/s3/static.nrc.nl/images/gn4/data131044359-587b53.jpg)
B lack Dog opent met het eerste van talloze surrealistische, maar beeldschone beelden die baden in afgewassen kleuren. Een krakkemikkige bus die door een woestijnlandschap rijdt, belandt op zijn zij als uit het niets een enorme horde honden opduikt. Een van de passagiers die uit de zwaar beschadigde bus kruipt, is Lang (Eddie Peng).
Via de enkelingen die tegen of over hem praten in het stadje aan de rand van de Gobi-woestijn waar hij naar op weg is, krijgt de kijker spaarzame informatie over deze stugge, zwijgzame figuur. Hij blijkt teruggekeerd naar zijn geboorteplaats na een verblijf in de gevangenis. Ooit was hij een beroemde motorstuntman en muzikant, maar hij raakte betrokken bij de moord op het neefje van een crimineel, met de bijnaam ‘de slager’.
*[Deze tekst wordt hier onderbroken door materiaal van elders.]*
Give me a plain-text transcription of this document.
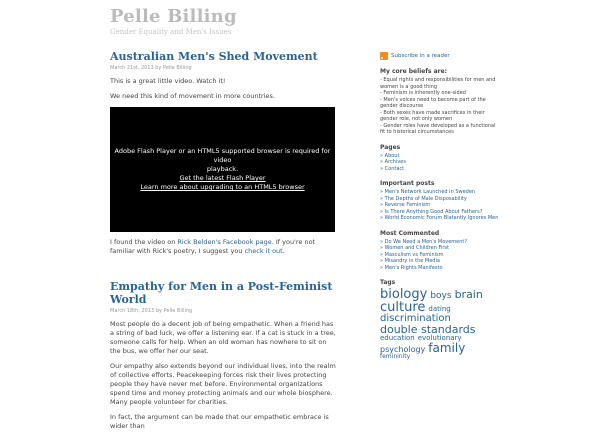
Pelle Billing
Gender Equality and Men's Issues
Australian Men's Shed Movement
March 21st, 2013 by Pelle Billing

This is a great little video. Watch it!

We need this kind of movement in more countries.

Adobe Flash Player or an HTML5 supported browser is required for video
playback.
Get the latest Flash Player
Learn more about upgrading to an HTML5 browser

I found the video on Rick Belden's Facebook page. If you're not familiar with Rick's poetry, I suggest you check it out.

Empathy for Men in a Post-Feminist World
March 18th, 2013 by Pelle Billing

Most people do a decent job of being empathetic. When a friend has a string of bad luck, we offer a listening ear. If a cat is stuck in a tree, someone calls for help. When an old woman has nowhere to sit on the bus, we offer her our seat.

Our empathy also extends beyond our individual lives, into the realm of collective efforts. Peacekeeping forces risk their lives protecting people they have never met before. Environmental organizations spend time and money protecting animals and our whole biosphere. Many people volunteer for charities.

In fact, the argument can be made that our empathetic embrace is wider than

Subscribe in a reader
My core beliefs are:
- Equal rights and responsibilities for men and women is a good thing
- Feminism is inherently one-sided
- Men's voices need to become part of the gender discourse
- Both sexes have made sacrifices in their gender role, not only women
- Gender roles have developed as a functional fit to historical circumstances
Pages
» About
» Archives
» Contact
Important posts
» Men's Network Launched in Sweden
» The Depths of Male Disposability
» Reverse Feminism
» Is There Anything Good About Fathers?
» World Economic Forum Blatantly Ignores Men
Most Commented
» Do We Need a Men's Movement?
» Women and Children First
» Masculism vs Feminism
» Misandry in the Media
» Men's Rights Manifesto
Tags
biology boys brainculture datingdiscriminationdouble standardseducation evolutionarypsychology familyfemininity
Je verwacht dat een westernnarratief vol wraak en geweld zal volgen, maar wie of wat Lang echt is, doet er weinig toe, besef je na een tijdje. Guan Hu (1968), wiens laatste twee films The Eight Hundred en The Sacrifice blockbusters waren in China, bespeelt de kijker vakkundig met genreverwachtingen. Black Dog speelt in 2008: via radio’s op de achtergrond horen we hoe in Beijing iedereen zich voorbereidt op het begin van de Olympische Zomerspelen.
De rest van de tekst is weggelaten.